Case in point: they quote a Wall Street Journal opinion piece that claims the CDC says obesity would cure itself it kids would just exercise as much as they used to (I cannot find where the CDC says any such thing). Hey, it says what they want to believe. Never mind that it's not true — kids today consume more calories than they used to, so they'd have to exercise more than they used to. Never mind that it's easier to stop buying sugary junk than it is to change their lifestyle.

They beef that Jacobson pays only lip service to exercise (another lie), and focuses on nutrition. Meanwhile, they completely dismiss the role of nutrition, suggesting that Michael Phelps' diet is a fine model, if only we burn those calories. I wonder why they chose Michael Phelps, rather than someone who followed their advice for the longer term, like Jim Fixx? Maybe it's because Fixx died of a massive heart attack at age 52, and that isn't really the message that makes them feel comfortable. Sure, he had a family history of heart disease, but a lot of people do. Nutrition has a role to play in controlling that. Exercise clearly wasn't enough.

But if you want to eat like Michael Phelps and have his world-beating health, there are just three simple things you need to do:
  1. Be under 30
  2. Get six hours a day of strenuous exercise
  3. Have Phelps' athletic genes

You may find that to be a challenge, but you can see it's well worth it. So get out there and make it happen. Oh, steroids also help people be world-class athletes, so you might try them, too. The Pollyanna Institute's reasoning gives a pretty clear endorsement.

Some things I've learned from actual nutritional studies:

  1. Take a vitamin-D supplement. 1000mg of D3 a day is recommended. There are a lot of supplements that have not been shown to have much benefit to health. Vitamin D has. It is cheap.
  2. Take a fish-oil supplement (unless you eat oily fish several times a week). You should eat salmon and other fatty fish, too, but chances are you don't do so often enough to obviate the usefulness of a supplement.
  3. Take resveratrol. The human studies aren't complete, but the results in other critters are so astounding that it's just worthwhile.

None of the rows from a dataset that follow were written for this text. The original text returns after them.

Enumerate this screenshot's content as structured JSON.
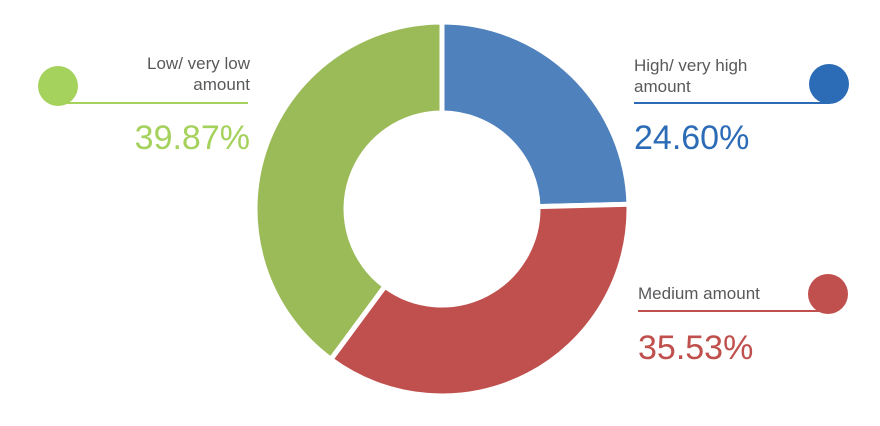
{
  "chart_data": {
    "type": "pie",
    "title": "",
    "series": [
      {
        "name": "High/ very high amount",
        "label_line1": "High/ very high",
        "label_line2": "amount",
        "value": 24.6,
        "display": "24.60%",
        "color": "#4f81bd",
        "dot_color": "#2c6bb5",
        "text_color": "#2c6bb5"
      },
      {
        "name": "Medium amount",
        "label_line1": "Medium amount",
        "label_line2": "",
        "value": 35.53,
        "display": "35.53%",
        "color": "#c0504d",
        "dot_color": "#c0504d",
        "text_color": "#c0504d"
      },
      {
        "name": "Low/ very low amount",
        "label_line1": "Low/ very low",
        "label_line2": "amount",
        "value": 39.87,
        "display": "39.87%",
        "color": "#9bbb59",
        "dot_color": "#a5d15d",
        "text_color": "#a5d15d"
      }
    ],
    "donut": true,
    "legend": "beside-chart"
  }
}
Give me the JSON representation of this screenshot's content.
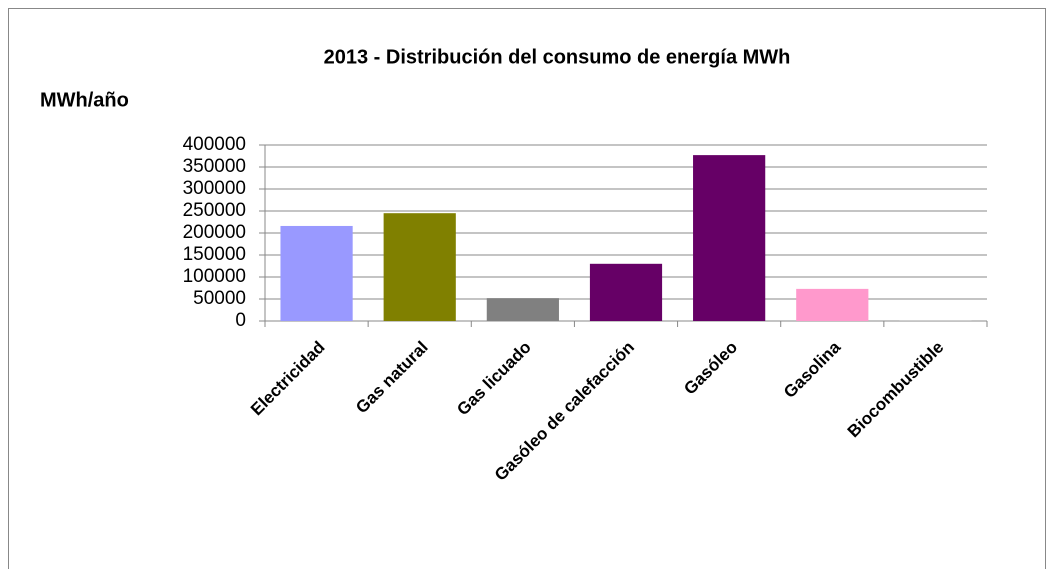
{
  "chart_data": {
    "type": "bar",
    "title": "2013 - Distribución del consumo de energía MWh",
    "y_label": "MWh/año",
    "categories": [
      "Electricidad",
      "Gas natural",
      "Gas licuado",
      "Gasóleo de calefacción",
      "Gasóleo",
      "Gasolina",
      "Biocombustible"
    ],
    "values": [
      216000,
      245000,
      52000,
      130000,
      377000,
      73000,
      1000
    ],
    "colors": [
      "#9999ff",
      "#808000",
      "#808080",
      "#660066",
      "#660066",
      "#ff99cc",
      "#a0a0a0"
    ],
    "ylim": [
      0,
      400000
    ],
    "yticks": [
      0,
      50000,
      100000,
      150000,
      200000,
      250000,
      300000,
      350000,
      400000
    ],
    "grid": true
  }
}
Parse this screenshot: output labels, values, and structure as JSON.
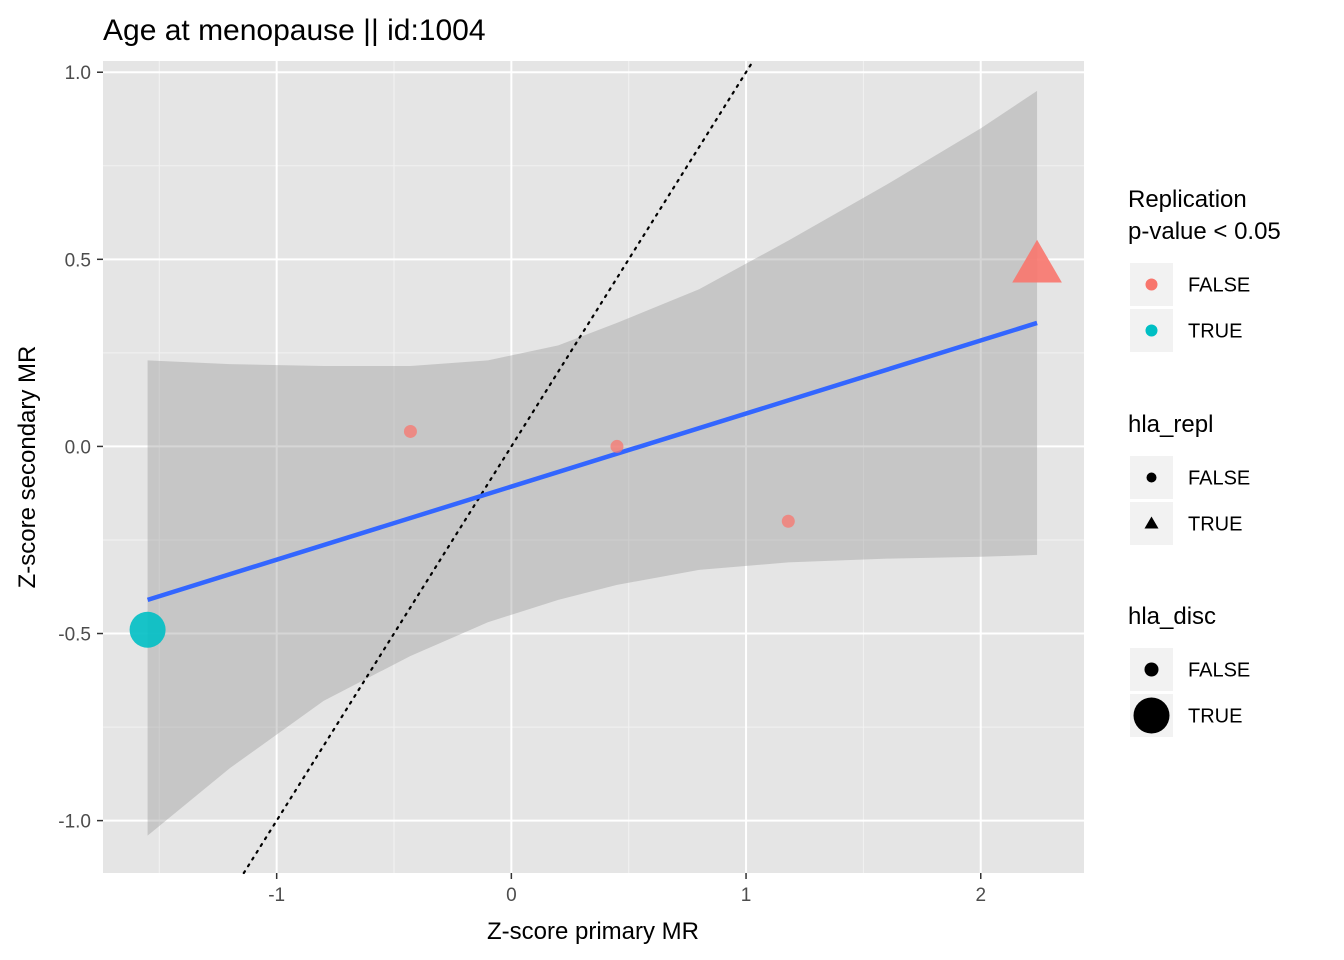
{
  "chart_data": {
    "type": "scatter",
    "title": "Age at menopause || id:1004",
    "xlabel": "Z-score primary MR",
    "ylabel": "Z-score secondary MR",
    "xlim": [
      -1.74,
      2.44
    ],
    "ylim": [
      -1.14,
      1.03
    ],
    "x_ticks": [
      -1,
      0,
      1,
      2
    ],
    "x_tick_labels": [
      "-1",
      "0",
      "1",
      "2"
    ],
    "y_ticks": [
      -1.0,
      -0.5,
      0.0,
      0.5,
      1.0
    ],
    "y_tick_labels": [
      "-1.0",
      "-0.5",
      "0.0",
      "0.5",
      "1.0"
    ],
    "grid": true,
    "panel_background": "#e5e5e5",
    "points": [
      {
        "x": -0.43,
        "y": 0.04,
        "replication": "FALSE",
        "hla_repl": "FALSE",
        "hla_disc": "FALSE"
      },
      {
        "x": 0.45,
        "y": 0.0,
        "replication": "FALSE",
        "hla_repl": "FALSE",
        "hla_disc": "FALSE"
      },
      {
        "x": 1.18,
        "y": -0.2,
        "replication": "FALSE",
        "hla_repl": "FALSE",
        "hla_disc": "FALSE"
      },
      {
        "x": 2.24,
        "y": 0.48,
        "replication": "FALSE",
        "hla_repl": "TRUE",
        "hla_disc": "FALSE"
      },
      {
        "x": -1.55,
        "y": -0.49,
        "replication": "TRUE",
        "hla_repl": "FALSE",
        "hla_disc": "TRUE"
      }
    ],
    "regression_line": {
      "color": "#3366ff",
      "x": [
        -1.55,
        2.24
      ],
      "y": [
        -0.41,
        0.33
      ]
    },
    "confidence_band": {
      "color": "#999999",
      "x": [
        -1.55,
        -1.2,
        -0.8,
        -0.43,
        -0.1,
        0.2,
        0.45,
        0.8,
        1.18,
        1.6,
        2.0,
        2.24
      ],
      "upper": [
        0.23,
        0.22,
        0.215,
        0.215,
        0.23,
        0.27,
        0.33,
        0.42,
        0.55,
        0.7,
        0.85,
        0.95
      ],
      "lower": [
        -1.04,
        -0.86,
        -0.68,
        -0.56,
        -0.47,
        -0.41,
        -0.37,
        -0.33,
        -0.31,
        -0.3,
        -0.295,
        -0.29
      ]
    },
    "identity_line": {
      "color": "#000000",
      "style": "dotted",
      "slope": 1,
      "intercept": 0
    },
    "colors": {
      "FALSE": "#f8766d",
      "TRUE": "#00bfc4"
    },
    "legends": [
      {
        "title_lines": [
          "Replication",
          "p-value < 0.05"
        ],
        "kind": "color",
        "items": [
          {
            "label": "FALSE",
            "color": "#f8766d"
          },
          {
            "label": "TRUE",
            "color": "#00bfc4"
          }
        ]
      },
      {
        "title_lines": [
          "hla_repl"
        ],
        "kind": "shape",
        "items": [
          {
            "label": "FALSE",
            "shape": "circle"
          },
          {
            "label": "TRUE",
            "shape": "triangle"
          }
        ]
      },
      {
        "title_lines": [
          "hla_disc"
        ],
        "kind": "size",
        "items": [
          {
            "label": "FALSE",
            "size": "small"
          },
          {
            "label": "TRUE",
            "size": "large"
          }
        ]
      }
    ]
  }
}
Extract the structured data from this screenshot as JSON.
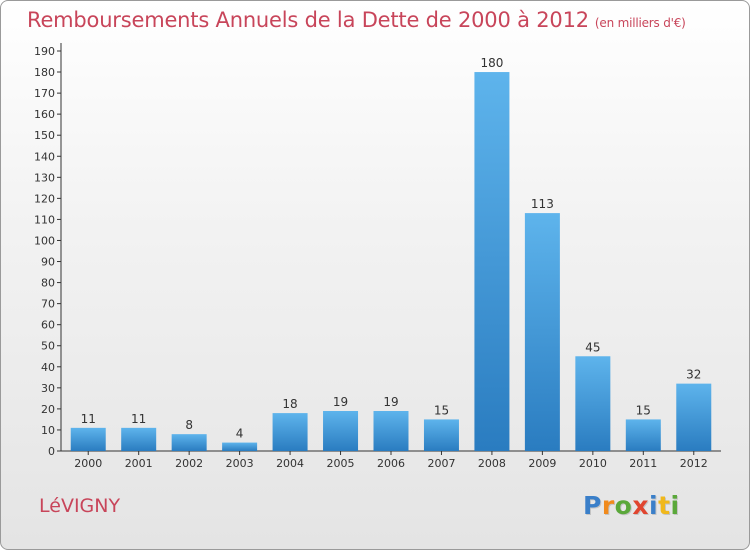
{
  "header": {
    "title": "Remboursements Annuels de la Dette de 2000 à 2012",
    "subtitle": "(en milliers d'€)"
  },
  "footer": {
    "place": "LéVIGNY",
    "logo": "Proxiti"
  },
  "colors": {
    "bar_light": "#5eb4ec",
    "bar_dark": "#2a7cc0",
    "title": "#c8455a"
  },
  "chart_data": {
    "type": "bar",
    "title": "Remboursements Annuels de la Dette de 2000 à 2012",
    "subtitle": "(en milliers d'€)",
    "categories": [
      "2000",
      "2001",
      "2002",
      "2003",
      "2004",
      "2005",
      "2006",
      "2007",
      "2008",
      "2009",
      "2010",
      "2011",
      "2012"
    ],
    "values": [
      11,
      11,
      8,
      4,
      18,
      19,
      19,
      15,
      180,
      113,
      45,
      15,
      32
    ],
    "ylim": [
      0,
      190
    ],
    "yticks": [
      0,
      10,
      20,
      30,
      40,
      50,
      60,
      70,
      80,
      90,
      100,
      110,
      120,
      130,
      140,
      150,
      160,
      170,
      180,
      190
    ],
    "grid": false,
    "data_labels": true
  }
}
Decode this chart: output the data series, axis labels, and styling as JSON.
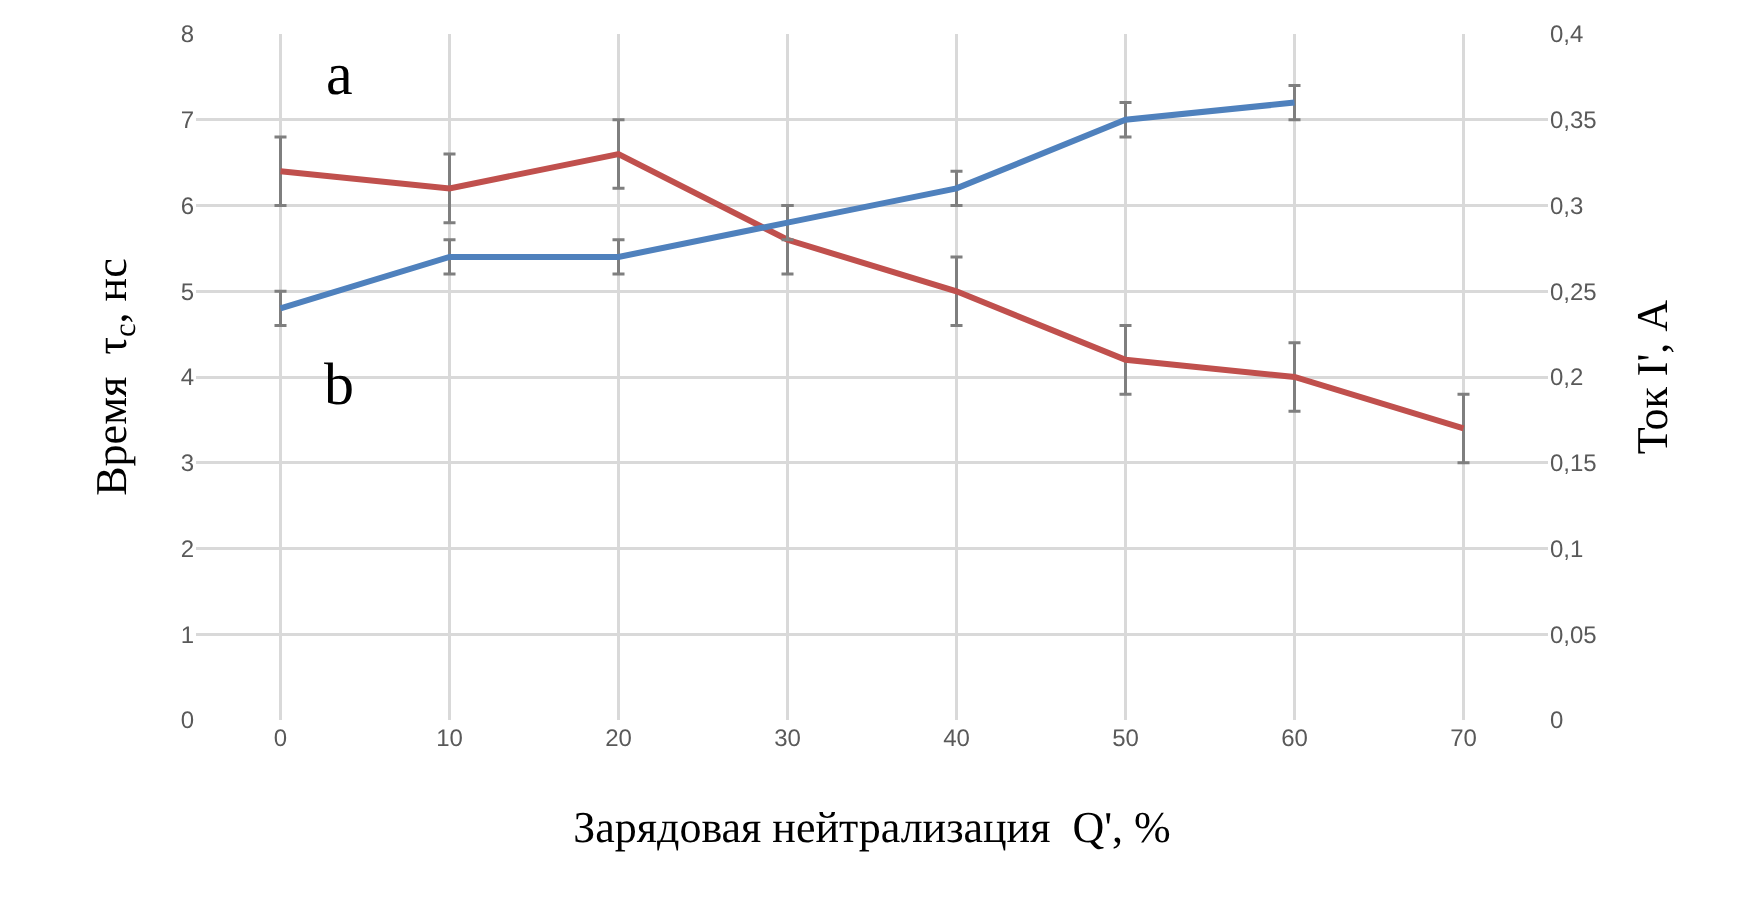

We get our vitamin D and fish oil at Sam's Club, and our resveratrol at VitaCost.

2 comments:

Professor Mojo said...

Fish oil: == heartburn if taken carelessly; also, serious questions about mercury levels being more concentrated than yummy delicious sashimi.

Resveratrol: I prefer a glass or two of a nice mostly-dry red two-three nights a week. Mrs., on the other hand, complains it makes me too frisky.

Roy said...

Congratulations on being the first commenter in my blog!

Mercury isn't soluble in oil, so they don't find much in the supplements. It's good to ask the questions, though.

While your glass of wine does have its health benefits, it doesn't contain a useful amount of resveratrol. A "low dose" is nearly 5 mg/kg of body weight. We take 220mg/day (60 at breakfast, 60 at lunch, 100 at dinner), which I guess would be a low-low dose, but it's in the ballpark.